The cardboard was too flimsy for the job, but Dulcie was determined, and soon she had it almost as good as new; a bit glossier than the good ones in the other box, but all in all, the judges probably wouldn’t notice anything out of the ordinary. She placed a few bits of some sort of decoration carefully on top of the chocolate.
Dulcie picked up the restored candy and set it in the empty spot in the other box. She let out a long, slow breath as she resealed it.

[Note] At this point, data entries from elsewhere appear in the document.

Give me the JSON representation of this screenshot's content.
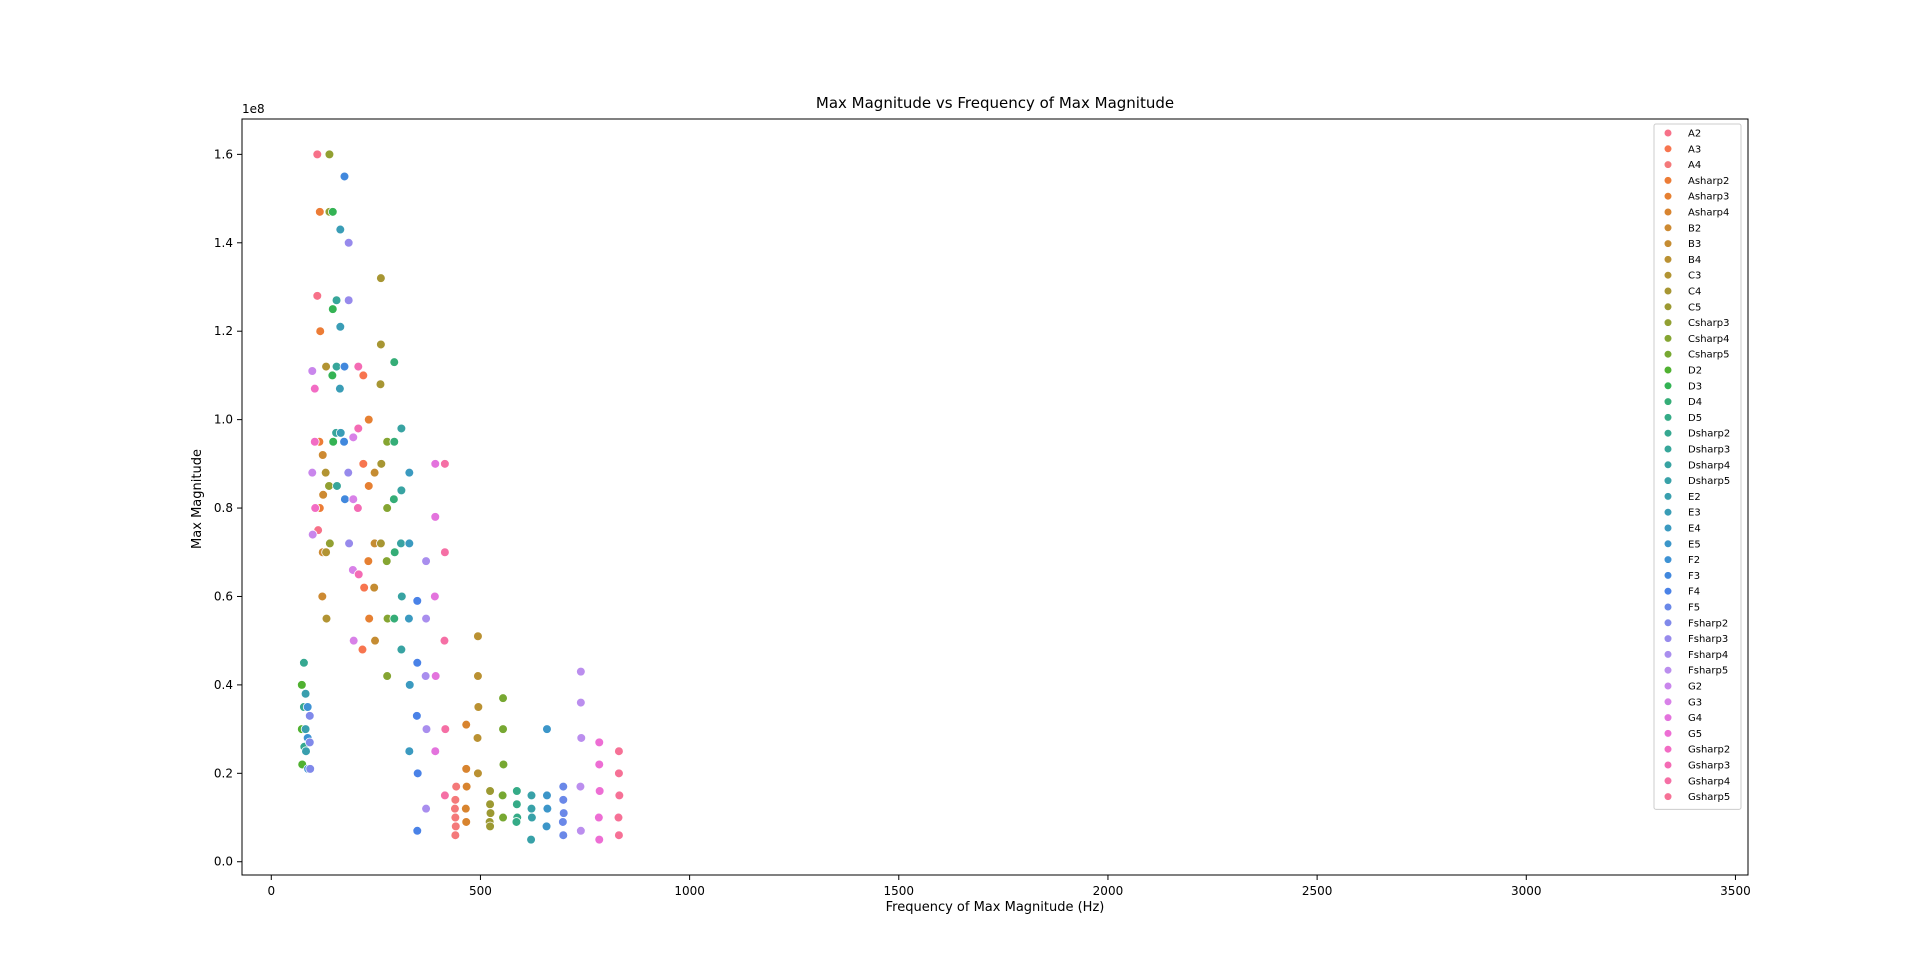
{
  "chart_data": {
    "type": "scatter",
    "title": "Max Magnitude vs Frequency of Max Magnitude",
    "xlabel": "Frequency of Max Magnitude (Hz)",
    "ylabel": "Max Magnitude",
    "y_offset_text": "1e8",
    "xlim": [
      -70,
      3530
    ],
    "ylim": [
      -0.03,
      1.68
    ],
    "x_ticks": [
      0,
      500,
      1000,
      1500,
      2000,
      2500,
      3000,
      3500
    ],
    "x_tick_labels": [
      "0",
      "500",
      "1000",
      "1500",
      "2000",
      "2500",
      "3000",
      "3500"
    ],
    "y_ticks": [
      0.0,
      0.2,
      0.4,
      0.6,
      0.8,
      1.0,
      1.2,
      1.4,
      1.6
    ],
    "y_tick_labels": [
      "0.0",
      "0.2",
      "0.4",
      "0.6",
      "0.8",
      "1.0",
      "1.2",
      "1.4",
      "1.6"
    ],
    "y_scale_note": "values in units of 1e8",
    "grid": false,
    "legend_position": "top-right",
    "series": [
      {
        "name": "A2",
        "color": "#f77189",
        "x": [
          110,
          110,
          112
        ],
        "y": [
          1.6,
          1.28,
          0.75
        ]
      },
      {
        "name": "A3",
        "color": "#f7754f",
        "x": [
          220,
          220,
          222,
          218
        ],
        "y": [
          1.1,
          0.9,
          0.62,
          0.48
        ]
      },
      {
        "name": "A4",
        "color": "#f4797a",
        "x": [
          440,
          440,
          441,
          439,
          440,
          442
        ],
        "y": [
          0.14,
          0.1,
          0.08,
          0.12,
          0.06,
          0.17
        ]
      },
      {
        "name": "Asharp2",
        "color": "#ec7c36",
        "x": [
          116,
          117,
          115,
          116
        ],
        "y": [
          1.47,
          1.2,
          0.95,
          0.8
        ]
      },
      {
        "name": "Asharp3",
        "color": "#e68032",
        "x": [
          233,
          233,
          232,
          234
        ],
        "y": [
          1.0,
          0.85,
          0.68,
          0.55
        ]
      },
      {
        "name": "Asharp4",
        "color": "#d8842f",
        "x": [
          466,
          466,
          467,
          465,
          466
        ],
        "y": [
          0.31,
          0.21,
          0.17,
          0.12,
          0.09
        ]
      },
      {
        "name": "B2",
        "color": "#cd8a32",
        "x": [
          123,
          124,
          123,
          122
        ],
        "y": [
          0.92,
          0.83,
          0.7,
          0.6
        ]
      },
      {
        "name": "B3",
        "color": "#c58c32",
        "x": [
          247,
          247,
          246,
          248
        ],
        "y": [
          0.88,
          0.72,
          0.62,
          0.5
        ]
      },
      {
        "name": "B4",
        "color": "#ba9132",
        "x": [
          494,
          494,
          495,
          493,
          494
        ],
        "y": [
          0.51,
          0.42,
          0.35,
          0.28,
          0.2
        ]
      },
      {
        "name": "C3",
        "color": "#b29433",
        "x": [
          131,
          130,
          131,
          132
        ],
        "y": [
          1.12,
          0.88,
          0.7,
          0.55
        ]
      },
      {
        "name": "C4",
        "color": "#a79633",
        "x": [
          262,
          262,
          261,
          263,
          262
        ],
        "y": [
          1.32,
          1.17,
          1.08,
          0.9,
          0.72
        ]
      },
      {
        "name": "C5",
        "color": "#9c9932",
        "x": [
          523,
          523,
          524,
          522,
          523
        ],
        "y": [
          0.16,
          0.13,
          0.11,
          0.09,
          0.08
        ]
      },
      {
        "name": "Csharp3",
        "color": "#92a032",
        "x": [
          139,
          139,
          138,
          140
        ],
        "y": [
          1.6,
          1.47,
          0.85,
          0.72
        ]
      },
      {
        "name": "Csharp4",
        "color": "#85a532",
        "x": [
          277,
          277,
          276,
          278,
          277
        ],
        "y": [
          0.95,
          0.8,
          0.68,
          0.55,
          0.42
        ]
      },
      {
        "name": "Csharp5",
        "color": "#77a832",
        "x": [
          554,
          554,
          555,
          553,
          554
        ],
        "y": [
          0.37,
          0.3,
          0.22,
          0.15,
          0.1
        ]
      },
      {
        "name": "D2",
        "color": "#50b131",
        "x": [
          73,
          73,
          74
        ],
        "y": [
          0.4,
          0.3,
          0.22
        ]
      },
      {
        "name": "D3",
        "color": "#34b354",
        "x": [
          147,
          147,
          146,
          148
        ],
        "y": [
          1.47,
          1.25,
          1.1,
          0.95
        ]
      },
      {
        "name": "D4",
        "color": "#35ad77",
        "x": [
          294,
          294,
          293,
          295,
          294
        ],
        "y": [
          1.13,
          0.95,
          0.82,
          0.7,
          0.55
        ]
      },
      {
        "name": "D5",
        "color": "#35ab87",
        "x": [
          587,
          587,
          588,
          586
        ],
        "y": [
          0.16,
          0.13,
          0.1,
          0.09
        ]
      },
      {
        "name": "Dsharp2",
        "color": "#36a891",
        "x": [
          78,
          78,
          79
        ],
        "y": [
          0.45,
          0.35,
          0.26
        ]
      },
      {
        "name": "Dsharp3",
        "color": "#37a69a",
        "x": [
          156,
          156,
          155,
          157
        ],
        "y": [
          1.27,
          1.12,
          0.97,
          0.85
        ]
      },
      {
        "name": "Dsharp4",
        "color": "#38a3a2",
        "x": [
          311,
          311,
          310,
          312,
          311
        ],
        "y": [
          0.98,
          0.84,
          0.72,
          0.6,
          0.48
        ]
      },
      {
        "name": "Dsharp5",
        "color": "#38a1a8",
        "x": [
          622,
          622,
          623,
          621
        ],
        "y": [
          0.15,
          0.12,
          0.1,
          0.05
        ]
      },
      {
        "name": "E2",
        "color": "#399fae",
        "x": [
          82,
          82,
          83
        ],
        "y": [
          0.38,
          0.3,
          0.25
        ]
      },
      {
        "name": "E3",
        "color": "#3a9db6",
        "x": [
          165,
          165,
          164,
          166
        ],
        "y": [
          1.43,
          1.21,
          1.07,
          0.97
        ]
      },
      {
        "name": "E4",
        "color": "#3b9ac0",
        "x": [
          330,
          330,
          329,
          331,
          330
        ],
        "y": [
          0.88,
          0.72,
          0.55,
          0.4,
          0.25
        ]
      },
      {
        "name": "E5",
        "color": "#3c96c9",
        "x": [
          659,
          659,
          660,
          658
        ],
        "y": [
          0.3,
          0.15,
          0.12,
          0.08
        ]
      },
      {
        "name": "F2",
        "color": "#3e92d4",
        "x": [
          87,
          87,
          88
        ],
        "y": [
          0.35,
          0.28,
          0.21
        ]
      },
      {
        "name": "F3",
        "color": "#4188dd",
        "x": [
          175,
          175,
          174,
          176
        ],
        "y": [
          1.55,
          1.12,
          0.95,
          0.82
        ]
      },
      {
        "name": "F4",
        "color": "#4a82e7",
        "x": [
          349,
          349,
          348,
          350,
          349
        ],
        "y": [
          0.59,
          0.45,
          0.33,
          0.2,
          0.07
        ]
      },
      {
        "name": "F5",
        "color": "#6a88e8",
        "x": [
          698,
          698,
          699,
          697,
          698
        ],
        "y": [
          0.17,
          0.14,
          0.11,
          0.09,
          0.06
        ]
      },
      {
        "name": "Fsharp2",
        "color": "#8089ea",
        "x": [
          92,
          92,
          93
        ],
        "y": [
          0.33,
          0.27,
          0.21
        ]
      },
      {
        "name": "Fsharp3",
        "color": "#978aec",
        "x": [
          185,
          185,
          184,
          186
        ],
        "y": [
          1.4,
          1.27,
          0.88,
          0.72
        ]
      },
      {
        "name": "Fsharp4",
        "color": "#a98eee",
        "x": [
          370,
          370,
          369,
          371,
          370
        ],
        "y": [
          0.68,
          0.55,
          0.42,
          0.3,
          0.12
        ]
      },
      {
        "name": "Fsharp5",
        "color": "#bb8eee",
        "x": [
          740,
          740,
          741,
          739,
          740
        ],
        "y": [
          0.43,
          0.36,
          0.28,
          0.17,
          0.07
        ]
      },
      {
        "name": "G2",
        "color": "#c986ec",
        "x": [
          98,
          98,
          99
        ],
        "y": [
          1.11,
          0.88,
          0.74
        ]
      },
      {
        "name": "G3",
        "color": "#d881e8",
        "x": [
          196,
          196,
          195,
          197
        ],
        "y": [
          0.96,
          0.82,
          0.66,
          0.5
        ]
      },
      {
        "name": "G4",
        "color": "#e373dd",
        "x": [
          392,
          392,
          391,
          393,
          392
        ],
        "y": [
          0.9,
          0.78,
          0.6,
          0.42,
          0.25
        ]
      },
      {
        "name": "G5",
        "color": "#ed6ed4",
        "x": [
          784,
          784,
          785,
          783,
          784
        ],
        "y": [
          0.27,
          0.22,
          0.16,
          0.1,
          0.05
        ]
      },
      {
        "name": "Gsharp2",
        "color": "#f26cc4",
        "x": [
          104,
          104,
          105
        ],
        "y": [
          1.07,
          0.95,
          0.8
        ]
      },
      {
        "name": "Gsharp3",
        "color": "#f46bb4",
        "x": [
          208,
          208,
          207,
          209
        ],
        "y": [
          1.12,
          0.98,
          0.8,
          0.65
        ]
      },
      {
        "name": "Gsharp4",
        "color": "#f56fa5",
        "x": [
          415,
          415,
          414,
          416,
          415
        ],
        "y": [
          0.9,
          0.7,
          0.5,
          0.3,
          0.15
        ]
      },
      {
        "name": "Gsharp5",
        "color": "#f67196",
        "x": [
          831,
          831,
          832,
          830,
          831
        ],
        "y": [
          0.25,
          0.2,
          0.15,
          0.1,
          0.06
        ]
      }
    ]
  }
}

“I think it’s going to work.”
Nick hadn’t realized how tense he’d become watching her fix the fallen chocolate. “Do you want me to come down to the conference room with you?”
She shook her head. “I’d rather do it myself. I just want to get some sleep and start fresh in the morning.”
She didn’t believe him.
Nick nodded, his heart sinking. “Okay, I’ll see you then,” he said.
“Oh, I should get rid of this,” Dulcie said, folding the gooey box into a somewhat box-like shape again and taking it with her, holding it close, like she was protecting it.
“Good luck tomorrow,” Nick said as she left.
“Thanks,” she said, and walked out without saying it back.
Chapter Thirteen
The competition, the somewhat less than pristine chocolate in her box of samples, and the suspicion over whether Nick was genuine or not weighed on Dulcie’s mind all night. Of course, Grams’s snore fest didn’t help the sleep situation, so by the time Grams flung the curtains open, singing an old boy-band song, Dulcie was not at her best, to say the least.